O secretário da Força Aérea dos Estados Unidos confirmou, nesta segunda-feira (14), que o país implantou armas no espaço para defender as forças americanas. Embora o Pentágono não tenha divulgado as especificações das armas criadas, as armas de contraespaço (ASAT) já conhecidas podem esclarecer o funcionamento desse tipo de tecnologia.
De acordo com análises do CSIS (Center for Strategic and International Studies), existem quatro categorias de ASATs já utilizadas: as armas físicas cinéticas, físicas não cinéticas, eletrônicas e cibernéticas.
Armas Físicas Cinéticas
Os ataques físicos cinéticos são os mais conhecidos e visualmente impactantes, já que buscam destruir fisicamente o satélite ou a infraestrutura de suporte.

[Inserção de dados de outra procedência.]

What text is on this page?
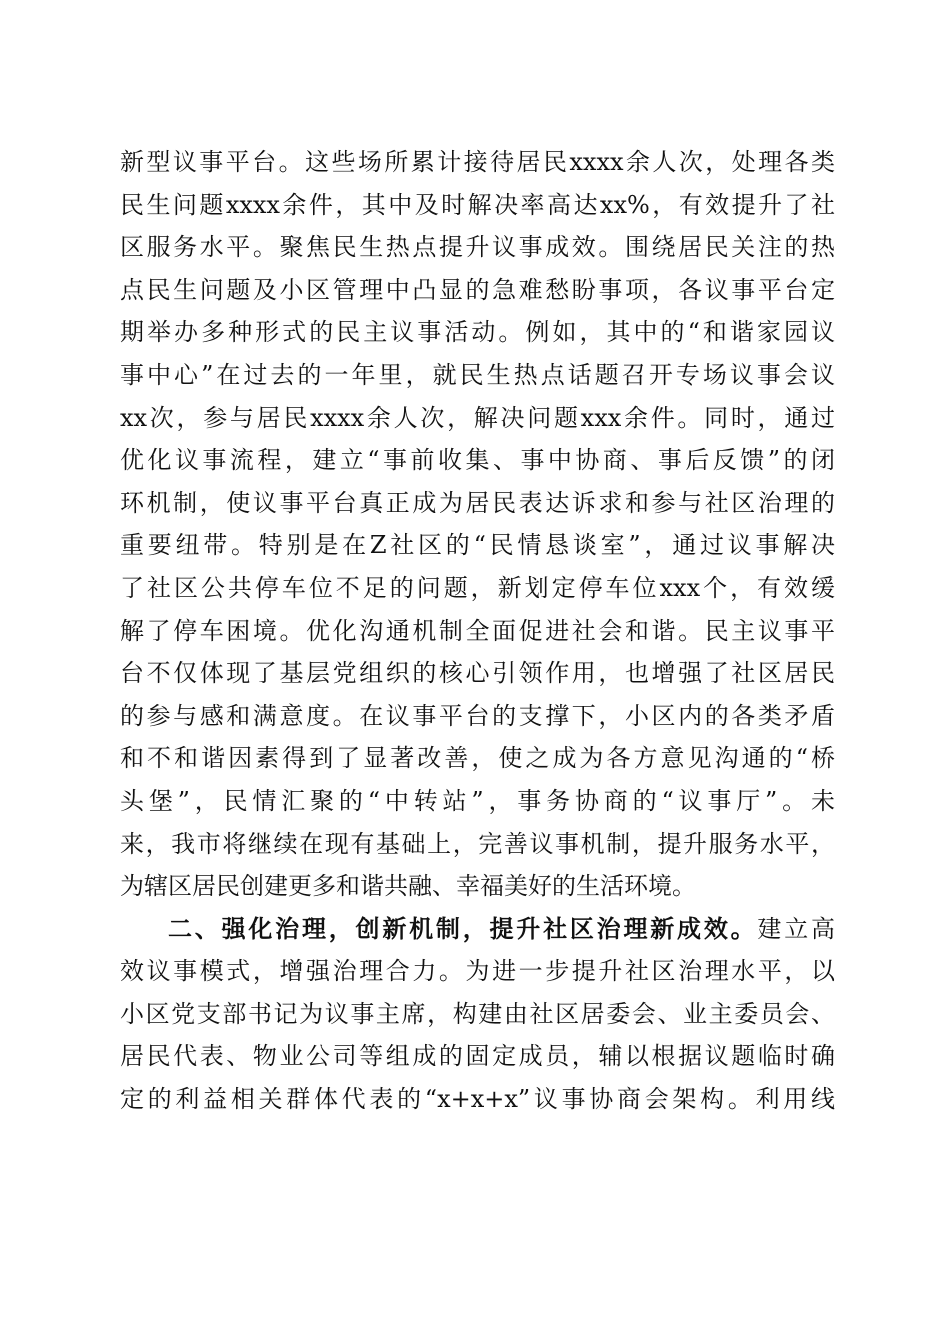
新型议事平台。这些场所累计接待居民xxxx余人次，处理各类
民生问题xxxx余件，其中及时解决率高达xx%，有效提升了社
区服务水平。聚焦民生热点提升议事成效。围绕居民关注的热
点民生问题及小区管理中凸显的急难愁盼事项，各议事平台定
期举办多种形式的民主议事活动。例如，其中的“和谐家园议
事中心”在过去的一年里，就民生热点话题召开专场议事会议
xx次，参与居民xxxx余人次，解决问题xxx余件。同时，通过
优化议事流程，建立“事前收集、事中协商、事后反馈”的闭
环机制，使议事平台真正成为居民表达诉求和参与社区治理的
重要纽带。特别是在Z社区的“民情恳谈室”，通过议事解决
了社区公共停车位不足的问题，新划定停车位xxx个，有效缓
解了停车困境。优化沟通机制全面促进社会和谐。民主议事平
台不仅体现了基层党组织的核心引领作用，也增强了社区居民
的参与感和满意度。在议事平台的支撑下，小区内的各类矛盾
和不和谐因素得到了显著改善，使之成为各方意见沟通的“桥
头堡”，民情汇聚的“中转站”，事务协商的“议事厅”。未
来，我市将继续在现有基础上，完善议事机制，提升服务水平，
为辖区居民创建更多和谐共融、幸福美好的生活环境。
二、强化治理，创新机制，提升社区治理新成效。建立高
效议事模式，增强治理合力。为进一步提升社区治理水平，以
小区党支部书记为议事主席，构建由社区居委会、业主委员会、
居民代表、物业公司等组成的固定成员，辅以根据议题临时确
定的利益相关群体代表的“x+x+x”议事协商会架构。利用线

ASAT de Ascensão Direta (Direct-Ascent): Mísseis de médio ou longo alcance disparados da Terra (a partir de bases terrestres, navios ou caças) em direção à órbita. A destruição depende da energia cinética do impacto a velocidades orbitais (aproximadamente 28.000 km/h), não de explosivos. Um dos problemas discutidos sobre este método é a criação indesejada de lixo orbital.
ASAT Co-Orbital: Satélites interceptadores colocados previamente em órbita que manobram até se aproximarem do alvo. Podem atuar como “minas espaciais” que detonam estilhaços a curta distância ou utilizar braços robóticos para agarrar, desviar ou retirar o satélite adversário de órbita.